Back in November 2000, Baghdad insisted on and received UN approval to sell oil through the oil-for-food program for euros. Iraq had threatened to suspend all oil exports — about 5 percent of the world's total — if the body turned down the request.
According to The Guardian’s report on the issue, “Saddam's Weapons of Mass Destruction was not really the issue — and neither was Saddam himself.”
In 2001, Venezuela’s ambassador to Russia spoke of Venezuela switching to the Euro for all their oil sales.

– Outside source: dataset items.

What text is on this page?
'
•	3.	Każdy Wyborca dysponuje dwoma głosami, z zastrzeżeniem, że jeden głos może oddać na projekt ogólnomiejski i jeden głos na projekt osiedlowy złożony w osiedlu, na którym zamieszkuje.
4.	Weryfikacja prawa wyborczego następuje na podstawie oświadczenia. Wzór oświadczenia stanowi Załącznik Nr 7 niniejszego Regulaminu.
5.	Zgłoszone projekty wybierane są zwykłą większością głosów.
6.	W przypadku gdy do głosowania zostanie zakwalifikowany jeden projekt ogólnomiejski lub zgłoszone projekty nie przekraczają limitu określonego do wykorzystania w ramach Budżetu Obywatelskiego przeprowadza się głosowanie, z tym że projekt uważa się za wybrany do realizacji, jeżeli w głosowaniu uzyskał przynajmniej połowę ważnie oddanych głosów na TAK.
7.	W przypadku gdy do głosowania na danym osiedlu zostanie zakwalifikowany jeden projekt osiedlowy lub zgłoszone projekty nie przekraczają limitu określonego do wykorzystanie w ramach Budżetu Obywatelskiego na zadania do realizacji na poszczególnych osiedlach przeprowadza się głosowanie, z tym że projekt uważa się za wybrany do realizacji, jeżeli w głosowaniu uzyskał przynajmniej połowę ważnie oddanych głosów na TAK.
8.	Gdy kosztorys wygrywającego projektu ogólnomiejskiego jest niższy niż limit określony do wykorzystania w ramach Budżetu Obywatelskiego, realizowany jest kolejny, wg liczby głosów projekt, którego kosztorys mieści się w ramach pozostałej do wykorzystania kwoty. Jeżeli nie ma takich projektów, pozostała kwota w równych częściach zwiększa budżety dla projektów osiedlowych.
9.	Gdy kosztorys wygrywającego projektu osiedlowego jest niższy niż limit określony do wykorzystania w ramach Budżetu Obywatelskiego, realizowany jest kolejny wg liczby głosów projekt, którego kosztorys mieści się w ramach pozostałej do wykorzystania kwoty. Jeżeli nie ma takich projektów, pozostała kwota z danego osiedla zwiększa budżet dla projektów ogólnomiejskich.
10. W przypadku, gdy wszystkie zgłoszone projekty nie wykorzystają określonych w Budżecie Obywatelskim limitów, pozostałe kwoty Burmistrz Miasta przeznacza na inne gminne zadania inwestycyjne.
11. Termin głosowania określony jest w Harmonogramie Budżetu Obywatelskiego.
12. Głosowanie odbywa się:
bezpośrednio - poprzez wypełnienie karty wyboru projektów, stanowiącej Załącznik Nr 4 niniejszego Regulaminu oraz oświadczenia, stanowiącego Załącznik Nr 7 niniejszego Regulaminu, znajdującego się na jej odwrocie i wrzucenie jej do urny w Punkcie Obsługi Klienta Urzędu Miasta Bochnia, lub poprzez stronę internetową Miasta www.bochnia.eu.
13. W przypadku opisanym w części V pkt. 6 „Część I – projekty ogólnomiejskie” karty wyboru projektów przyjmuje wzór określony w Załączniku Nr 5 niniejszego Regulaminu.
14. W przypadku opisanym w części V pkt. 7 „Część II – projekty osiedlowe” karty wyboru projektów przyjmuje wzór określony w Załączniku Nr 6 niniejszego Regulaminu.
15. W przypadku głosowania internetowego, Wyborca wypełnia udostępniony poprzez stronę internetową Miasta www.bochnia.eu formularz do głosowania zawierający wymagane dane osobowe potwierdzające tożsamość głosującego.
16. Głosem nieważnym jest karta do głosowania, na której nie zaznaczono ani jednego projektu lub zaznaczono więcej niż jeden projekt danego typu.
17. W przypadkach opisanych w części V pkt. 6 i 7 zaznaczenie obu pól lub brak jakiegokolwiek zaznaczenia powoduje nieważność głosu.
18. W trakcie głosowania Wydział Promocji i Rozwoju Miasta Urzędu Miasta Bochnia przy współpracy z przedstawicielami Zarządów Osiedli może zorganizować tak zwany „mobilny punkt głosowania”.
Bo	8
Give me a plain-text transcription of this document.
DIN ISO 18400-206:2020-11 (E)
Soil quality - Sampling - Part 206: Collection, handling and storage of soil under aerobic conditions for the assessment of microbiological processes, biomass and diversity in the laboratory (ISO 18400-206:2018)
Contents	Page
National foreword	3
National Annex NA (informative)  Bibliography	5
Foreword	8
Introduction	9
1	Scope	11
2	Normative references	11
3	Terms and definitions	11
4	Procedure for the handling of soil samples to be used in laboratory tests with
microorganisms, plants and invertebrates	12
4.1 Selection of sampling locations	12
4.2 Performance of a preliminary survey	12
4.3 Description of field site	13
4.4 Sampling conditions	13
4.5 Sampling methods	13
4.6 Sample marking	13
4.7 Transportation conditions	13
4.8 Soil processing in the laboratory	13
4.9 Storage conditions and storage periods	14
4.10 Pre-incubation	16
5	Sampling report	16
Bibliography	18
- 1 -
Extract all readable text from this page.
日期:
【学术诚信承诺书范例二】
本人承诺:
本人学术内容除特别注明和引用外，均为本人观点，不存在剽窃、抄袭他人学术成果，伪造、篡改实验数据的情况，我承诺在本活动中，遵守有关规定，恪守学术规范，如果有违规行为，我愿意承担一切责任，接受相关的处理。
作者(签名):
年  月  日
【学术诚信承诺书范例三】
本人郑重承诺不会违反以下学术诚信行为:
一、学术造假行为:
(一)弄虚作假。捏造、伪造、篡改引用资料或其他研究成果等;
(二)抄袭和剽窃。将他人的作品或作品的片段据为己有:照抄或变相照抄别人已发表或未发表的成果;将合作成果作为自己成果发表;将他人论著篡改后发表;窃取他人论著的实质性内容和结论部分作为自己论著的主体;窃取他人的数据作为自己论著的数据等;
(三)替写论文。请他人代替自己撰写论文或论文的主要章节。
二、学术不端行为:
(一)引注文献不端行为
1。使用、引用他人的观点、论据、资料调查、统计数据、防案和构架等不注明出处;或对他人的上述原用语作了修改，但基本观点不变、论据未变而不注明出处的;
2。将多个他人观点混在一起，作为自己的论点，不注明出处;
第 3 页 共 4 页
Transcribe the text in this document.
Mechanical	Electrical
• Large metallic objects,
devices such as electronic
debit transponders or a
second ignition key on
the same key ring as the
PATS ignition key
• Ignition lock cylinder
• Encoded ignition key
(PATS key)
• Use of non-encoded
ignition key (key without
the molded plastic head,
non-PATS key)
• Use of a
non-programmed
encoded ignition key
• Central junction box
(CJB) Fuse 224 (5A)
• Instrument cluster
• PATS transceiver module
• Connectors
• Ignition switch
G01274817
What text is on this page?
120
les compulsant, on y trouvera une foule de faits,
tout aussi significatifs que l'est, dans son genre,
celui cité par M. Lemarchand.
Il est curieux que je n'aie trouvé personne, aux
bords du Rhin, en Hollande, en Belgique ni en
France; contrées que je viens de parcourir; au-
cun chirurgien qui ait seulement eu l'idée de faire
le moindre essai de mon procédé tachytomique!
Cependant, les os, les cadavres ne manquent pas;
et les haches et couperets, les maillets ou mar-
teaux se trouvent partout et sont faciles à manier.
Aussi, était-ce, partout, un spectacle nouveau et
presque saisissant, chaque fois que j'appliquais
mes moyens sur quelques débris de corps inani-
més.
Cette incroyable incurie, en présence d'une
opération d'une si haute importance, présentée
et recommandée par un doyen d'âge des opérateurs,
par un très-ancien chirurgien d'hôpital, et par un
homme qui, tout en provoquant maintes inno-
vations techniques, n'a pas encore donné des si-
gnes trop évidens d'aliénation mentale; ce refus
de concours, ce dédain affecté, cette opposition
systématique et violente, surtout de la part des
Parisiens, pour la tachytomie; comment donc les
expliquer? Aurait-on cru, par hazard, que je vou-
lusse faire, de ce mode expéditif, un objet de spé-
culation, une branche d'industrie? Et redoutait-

Within a year there was a coup attempt against Chavez, reportedly with assistance from the CIA.
Back in 2009 then president of Libya Muammar Gaddafi was named the head of the 53-member body of the African Union.
According to more than one observer, Gaddafi put forward a plan to quit selling Libyan oil in US dollars, demanding payment instead in gold-backed “dinars” (a single African currency made from gold).
The regime, sitting on massive amounts of gold, estimated at close to 150 tons, was also pushing other African and Middle Eastern governments to follow suit.
Numerous reports suggest that in 2005-2006, the Tehran government developed a plan to begin competing with New York's NYMEX and London's IPE with respect to international oil trades — using a euro-denominated international oil-trading mechanism.
The clear aim was to establish a firm foothold of the euro in the international oil trade.
Now, as many more countries, including Russia, China, Saudi Arabia and others are talking of breaking free from the petrodollar system, their joint meetings become more and more intriguing.